Aprieto la mandíbula,
meto las manos debajo de Glimmer, agarro lo que deberían ser sus costillas y
consigo ponerla boca abajo. Estoy hiperventilando, no puedo evitarlo, es todo
una pesadilla y estoy perdiendo el sentido de la realidad. Tiro del carcaj
plateado, pero está enganchado en algo, enganchado en su omóplato, en algo; por
fin se suelta. Justo cuando tengo el carcaj en mis manos oigo pasos, varios
pies que se acercan a través de la maleza, y me doy cuenta de que han vuelto
los profesionales. Vuelven para matarme, para recuperar sus armas o para ambas
cosas.
Sin embargo, es
demasiado tarde para correr.

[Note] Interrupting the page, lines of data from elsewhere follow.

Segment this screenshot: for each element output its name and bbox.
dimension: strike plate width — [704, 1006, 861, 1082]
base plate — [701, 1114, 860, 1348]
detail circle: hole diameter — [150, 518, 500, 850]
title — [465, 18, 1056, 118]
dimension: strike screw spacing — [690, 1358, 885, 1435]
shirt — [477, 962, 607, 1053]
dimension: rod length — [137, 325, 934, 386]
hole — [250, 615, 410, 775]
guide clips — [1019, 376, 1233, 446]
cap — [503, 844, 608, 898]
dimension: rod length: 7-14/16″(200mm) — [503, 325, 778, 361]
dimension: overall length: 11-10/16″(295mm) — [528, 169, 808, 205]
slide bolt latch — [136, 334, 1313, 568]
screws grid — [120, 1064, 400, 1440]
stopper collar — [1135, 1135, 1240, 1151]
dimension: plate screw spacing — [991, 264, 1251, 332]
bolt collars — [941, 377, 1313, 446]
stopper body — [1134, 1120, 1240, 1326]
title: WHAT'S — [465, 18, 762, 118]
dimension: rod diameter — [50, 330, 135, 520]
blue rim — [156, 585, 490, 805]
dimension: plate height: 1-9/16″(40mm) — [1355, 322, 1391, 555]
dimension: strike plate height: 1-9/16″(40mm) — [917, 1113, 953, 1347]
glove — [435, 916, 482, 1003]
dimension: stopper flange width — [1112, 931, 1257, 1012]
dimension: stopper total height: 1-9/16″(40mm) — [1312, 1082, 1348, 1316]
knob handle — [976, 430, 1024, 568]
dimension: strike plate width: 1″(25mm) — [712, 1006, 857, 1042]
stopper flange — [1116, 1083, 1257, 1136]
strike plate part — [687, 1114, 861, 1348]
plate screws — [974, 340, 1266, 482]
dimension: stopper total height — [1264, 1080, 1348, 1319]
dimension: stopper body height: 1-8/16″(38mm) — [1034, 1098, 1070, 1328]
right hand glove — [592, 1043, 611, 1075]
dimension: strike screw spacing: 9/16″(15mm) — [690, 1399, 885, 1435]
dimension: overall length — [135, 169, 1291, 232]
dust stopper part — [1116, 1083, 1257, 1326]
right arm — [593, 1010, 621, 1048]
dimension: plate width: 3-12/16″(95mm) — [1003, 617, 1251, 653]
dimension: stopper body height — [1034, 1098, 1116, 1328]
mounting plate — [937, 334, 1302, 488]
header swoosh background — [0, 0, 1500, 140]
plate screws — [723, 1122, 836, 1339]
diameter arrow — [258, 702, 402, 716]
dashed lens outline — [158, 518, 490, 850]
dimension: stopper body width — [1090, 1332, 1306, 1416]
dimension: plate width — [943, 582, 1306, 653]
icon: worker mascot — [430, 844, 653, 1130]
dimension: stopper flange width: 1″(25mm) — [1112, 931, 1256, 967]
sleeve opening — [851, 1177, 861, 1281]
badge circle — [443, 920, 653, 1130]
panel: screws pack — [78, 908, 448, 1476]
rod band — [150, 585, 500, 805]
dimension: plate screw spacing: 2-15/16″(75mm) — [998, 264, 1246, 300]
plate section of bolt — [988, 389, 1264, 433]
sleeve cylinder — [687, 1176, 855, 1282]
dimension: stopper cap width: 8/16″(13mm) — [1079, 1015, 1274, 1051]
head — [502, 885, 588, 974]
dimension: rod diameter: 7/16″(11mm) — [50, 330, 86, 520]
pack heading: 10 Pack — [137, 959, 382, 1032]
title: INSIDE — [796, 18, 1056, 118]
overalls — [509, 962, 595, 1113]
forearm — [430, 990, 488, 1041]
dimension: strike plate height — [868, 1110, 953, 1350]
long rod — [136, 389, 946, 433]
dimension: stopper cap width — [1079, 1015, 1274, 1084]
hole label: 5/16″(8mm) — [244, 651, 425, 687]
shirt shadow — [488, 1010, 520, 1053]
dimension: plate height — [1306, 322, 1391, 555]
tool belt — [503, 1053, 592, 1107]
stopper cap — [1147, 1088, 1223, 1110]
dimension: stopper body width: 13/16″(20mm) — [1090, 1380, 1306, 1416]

Cojo una de las finas flechas del carcaj e intento
colocarla en la cuerda del arco, pero, en vez de una cuerda, veo tres, y el
hedor de las picaduras es tan asqueroso que no consigo hacerlo. No puedo
hacerlo.
Me siento impotente
cuando llega el primer cazador, con la lanza en alto, listo para atacar. La
sorpresa de Peeta no me dice nada; me quedo esperando el golpe, pero él baja el
brazo.
--¿Por qué sigues
aquí? --me sisea. Lo miro sin entender nada mientras observo la gota de agua
que cae de la picadura que tiene bajo la oreja. Todo su cuerpo empieza a
brillar, como si se hubiese empapado de rocío--. ¿Te has vuelto loca? --Me
empuja con la empuñadura de la lanza--. ¡Levanta, levanta! --Me levanto, y él
sigue empujándome. ¿Qué? ¿Qué está pasando? Me pega un buen empujón para
alejarme--. ¡Corre! --grita--. ¡Corre!
Detrás de él, Cato se
abre camino a través de los arbustos. Él también está húmedo y tiene una
picadura muy fea bajo un ojo. Veo un rayo de sol reflejándose en su espada y
hago lo que me dice Peeta; agarro con fuerza arco y flechas, y salgo disparada
entre tropezones hacia los árboles que han surgido de la nada. Dejo atrás mi
estanque y me adentro en bosques desconocidos. El mundo empieza a doblarse de
forma alarmante. Una mariposa se hincha hasta alcanzar el tamaño de una casa y
después estalla en un millón de estrellas; los árboles se transforman en sangre
y me salpican las botas; me salen hormigas de las ampollas de las manos y no
puedo quitármelas de encima; me suben por los brazos y por el cuello. Alguien
grita, un grito agudo que no se interrumpe para respirar; tengo la vaga
sensación de que soy yo. Tropiezo y me caigo en un pequeño pozo recubierto de
burbujitas naranja que zumban como el nido de rastrevíspulas. Me hago un
ovillo, con las rodillas bajo la barbilla, y espero la muerte.
Enferma y
desorientada, sólo se me ocurre una cosa: «Peeta Mellark me acaba de salvar la
vida».
Entonces las hormigas
se me meten en los ojos y me desmayo.